Le lieu où les hommes vont après leur mort, ou, comme s’exprime Job 30.23, la maison assignée comme lieu de rendez-vous à tous les vivants, s’appelle le Schéol ; en hébreu c’est un substantif féminin. Ce mot pourrait venir de שאל, Schaal, demander ; car le royaume des morts est un gouffre insatiable (Proverbes 1.12 ; 27.20 ; 30.16 ; Ésaïe 5.14 ; Habakuk 2.5). Seulement, il n’est pas très naturel de supposer que ce mot, qui est certainement fort antique, n’ait presque plus dans l’usage que le caractère d’une épithète poétique. Aussi préfère-t-on maintenant faire venir Schéol de שעל, signifiant être creuxf. Et comme ce changement de lettres constitue une difficulté sérieuse, on remonte jusqu’à la racine de שעל, qui est שול ou של, en grec χὰω, en latin hio ; en sorte que le sens fondamental de Schéol serait χάσμα, gouffre, abîme.
f – Voyez en allemand Hœhle. caverne, et Hœlle, enfer.
Gomme la plupart des endroits où il est parlé du Schéol ont un caractère poétique, il convient de ne pas prendre à la lettre absolument toutes les expressions qui sont employées dans la description de ce lieu mystérieux. En voici les traits essentiels et indiscutables :
L’empire des morts est un lieu bas et profond. La sphère de la lumière et de la vie est en haut ; celle de la mort est en bas. Proverbes 15.24 ; Ezéchiel 26.20 ; Nombres 16.30 ; Deutéronome 32.22 ; Psaumes 86.13. Psaumes 63.10, parle des profondeurs de la terre.

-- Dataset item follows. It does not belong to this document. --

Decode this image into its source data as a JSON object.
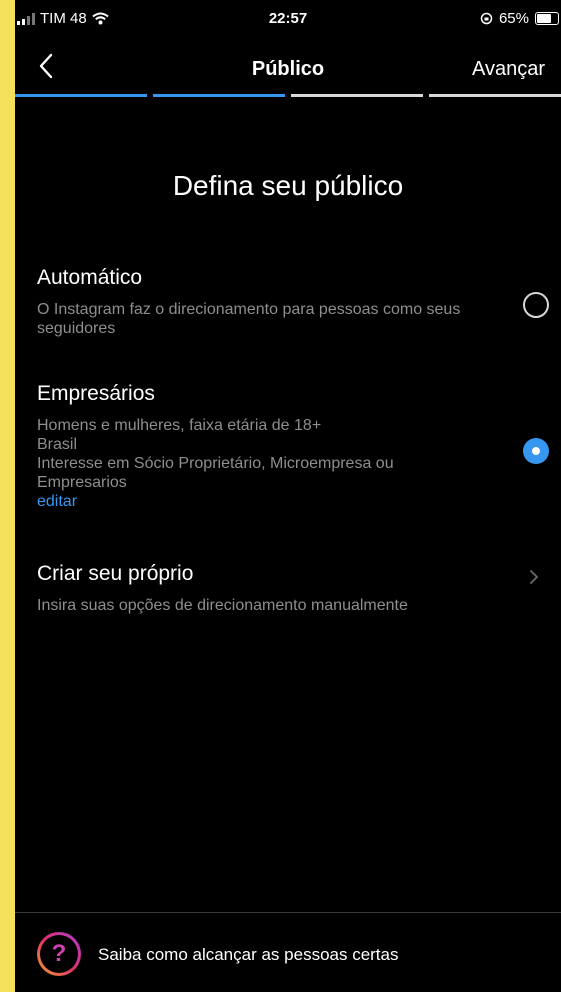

Psaumes 88.7 ; Ezéchiel 26.20 ; 31.14 ; 32.18 parle des régions souterraines.
C’est un lieu de ténèbres, de ténèbres épaisses, Job 10.21-22, où la clarté même ressemble aux ténèbres.
Les morts y sont réunis par races et par familles. De là l’expression bien connue : Aller, ou être rassemblé, vers ses pères ou vers son peuple. Genèse 25.8 ; 35.29 ; 49.33 ; Nombres 20.24 ; Ézéchiel 32.17-30.
Ces différents traits s’opposent absolument à ce qu’on identifie le Schéol avec le sépulcre ; d’ailleurs l’ensevelissement est quelquefois mentionné à part comme quelque chose de bien distinct de la mort ; ainsi Abraham mourut et fut recueilli vers ses peuples, et ses fils l’enterrèrent dans la caverne de Macpéla. Puis il est dit de personnes qui ne sont nullement enterrées dans des sépulcres de famille, qu’elles ont été recueillies vers leurs pères ; ainsi Abraham, Aaron, Moïse, David, etc. Le Schéol et le tombeau sont deux choses absolument distinctes. Quand Jacob dit (Genèse 37.35) : Je descendrai vers mon fils dans le Schéol en pleurant, il ne peut pas songer à être réuni dans le tombeau avec son fils qu’il croit dévoré par les bêtes sauvages. Il est vrai que quelquefois des traits empruntés au sépulcre sont appliqués au royaume des morts, ainsi Ésaïe 14.11, où le prophète s’adresse en ces termes au conquérant qui vient de descendre dans le Schéol : « Sous toi des vers forment ta litière, et la pourriture est ta couverture. » Dans Ezé.32.22, il est même parlé de sépulcres qui se trouvent dans le Schéol. Mais même dans ces deux passages, impossible d’identifier le Schéol avec le sépulcre, car, dans le premier, il est dit que le cadavre du roi de Babylone est demeuré sans sépulture, tandis qu’il est lui-même descendu dans le royaume des morts ; et le second renferme la description poétique d’un lieu où s’en vont reposer toutes les nations de la terre. Le mot בור (Bor), fosse, est souvent employé pour désigner le Schéol (Ésaïe 14.14 ; Ezéchiel 32.23). L’expression : Descendre dans la fosse (Psaumes 28.1), qui pourrait signifier descendre dans le sépulcre, doit s’entendre plutôt de la descente dans le royaume de la mort. Mais cela ne veut point dire que la fosse et le Schéol soient une seule et même chose.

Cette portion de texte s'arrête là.